Anwendungsfelder sind hier in der Elektronikindustrie zu finden, wo hohe Dimensionsstabilität, hohe Komplexität der Bauteile bei hohen Verarbeitungstemperaturen (z.B. SMD-Bauteile) und Gebrauchstemperaturen (z.B. Leistungselektronik) gefordert sind. Zum anderen wird der Markt für e-Mobility künftig Lösungen verstärkt einsetzen, die sichere Bauteile bei hohen Einsatztemperaturen und mechanischen Belastungen über die gesamte Lebensdauer des Fahrzeugs verlangen. Nilit Plastics liefert Werkstoffalternativen für Bauteile, die häufig weitgehend unsichtbar für den Benutzer über lange Zeit Dienst tun müssen deren Versagen aber für Mensch und Anlagen dramatische Folgen haben können. Sie lassen sich trotz hohem Flammschutz häufig wirtschaftlicher, kleiner und – bei Sichtteilen relevant – zudem mit optisch anspruchsvolleren Farbgebungen produzieren.


Brandschutznormen
Neben den DIN Normen spielen international die Prüfungen entsprechend den Vorgaben der Underwriters Laboratories Inc. (UL), einer US-Organisation zur Zertifizierung elektrotechnischer Produkte, die maßgebliche Rolle. Sie hat Prüfungen von Kunststoffen anhand von Musterstücken verschiedener Dicken definiert. V-0 entspricht der höchsten Brandschutzklasse, V-1 und V-2 stellen geringere Anforderungen.

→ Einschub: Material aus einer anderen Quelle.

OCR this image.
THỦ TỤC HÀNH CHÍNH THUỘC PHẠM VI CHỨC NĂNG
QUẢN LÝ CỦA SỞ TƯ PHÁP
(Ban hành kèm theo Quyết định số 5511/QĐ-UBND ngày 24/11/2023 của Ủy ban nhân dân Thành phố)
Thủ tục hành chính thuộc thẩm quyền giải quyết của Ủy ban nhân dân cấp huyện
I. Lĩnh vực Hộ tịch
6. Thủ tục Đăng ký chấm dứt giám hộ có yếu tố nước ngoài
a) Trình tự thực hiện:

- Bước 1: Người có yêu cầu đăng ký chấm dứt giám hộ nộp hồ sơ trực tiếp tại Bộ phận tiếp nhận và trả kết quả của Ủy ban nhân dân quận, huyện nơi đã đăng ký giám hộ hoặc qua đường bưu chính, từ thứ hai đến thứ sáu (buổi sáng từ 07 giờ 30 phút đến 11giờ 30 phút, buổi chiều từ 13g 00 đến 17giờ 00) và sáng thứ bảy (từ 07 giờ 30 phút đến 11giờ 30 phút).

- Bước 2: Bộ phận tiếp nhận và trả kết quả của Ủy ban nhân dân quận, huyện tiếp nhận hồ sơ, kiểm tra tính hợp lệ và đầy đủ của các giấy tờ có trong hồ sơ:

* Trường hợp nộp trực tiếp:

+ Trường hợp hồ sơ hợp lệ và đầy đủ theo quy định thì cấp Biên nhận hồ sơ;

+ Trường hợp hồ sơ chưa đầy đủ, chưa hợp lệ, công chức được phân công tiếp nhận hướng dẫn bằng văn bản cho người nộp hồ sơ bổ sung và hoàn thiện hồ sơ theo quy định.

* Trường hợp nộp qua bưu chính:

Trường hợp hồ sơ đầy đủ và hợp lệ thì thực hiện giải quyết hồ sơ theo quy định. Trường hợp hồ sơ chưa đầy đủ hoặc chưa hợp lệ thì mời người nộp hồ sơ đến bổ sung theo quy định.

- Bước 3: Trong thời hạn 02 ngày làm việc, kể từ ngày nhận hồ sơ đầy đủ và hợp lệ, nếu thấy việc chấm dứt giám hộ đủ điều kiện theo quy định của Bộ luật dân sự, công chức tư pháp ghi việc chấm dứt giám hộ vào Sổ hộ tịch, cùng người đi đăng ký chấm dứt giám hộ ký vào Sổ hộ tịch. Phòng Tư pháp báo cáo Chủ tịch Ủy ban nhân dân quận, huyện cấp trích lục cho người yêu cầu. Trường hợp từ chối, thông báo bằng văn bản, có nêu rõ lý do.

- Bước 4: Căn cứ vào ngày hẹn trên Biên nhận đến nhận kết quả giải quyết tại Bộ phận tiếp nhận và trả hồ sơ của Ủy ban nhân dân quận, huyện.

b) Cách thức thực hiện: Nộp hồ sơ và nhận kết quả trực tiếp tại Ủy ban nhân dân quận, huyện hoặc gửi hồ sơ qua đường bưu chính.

IEC 60335 definiert als europäische Norm die Anforderungen an Niederspannungs-Schaltanlagen. Die entsprechenden Dokumentationen müssen detaillierte Angaben beispielsweise zu Durchschlagsfestigkeit und mechanischen Funktionen der Geräte nachweisen. Anforderungen diverser VDE-Normen an die Sicherheit elektrischer Anlagen finden sich teilweise ebenfalls in verschiedenen deutschen und europäischen Normen.
Ein Beispiel für branchenspezifische Brandschutznormen bietet der Schienenfahrzeugbau: Seit August 2013 gilt die europäische Norm EN 45545-2 mit spezifischen Vorgaben.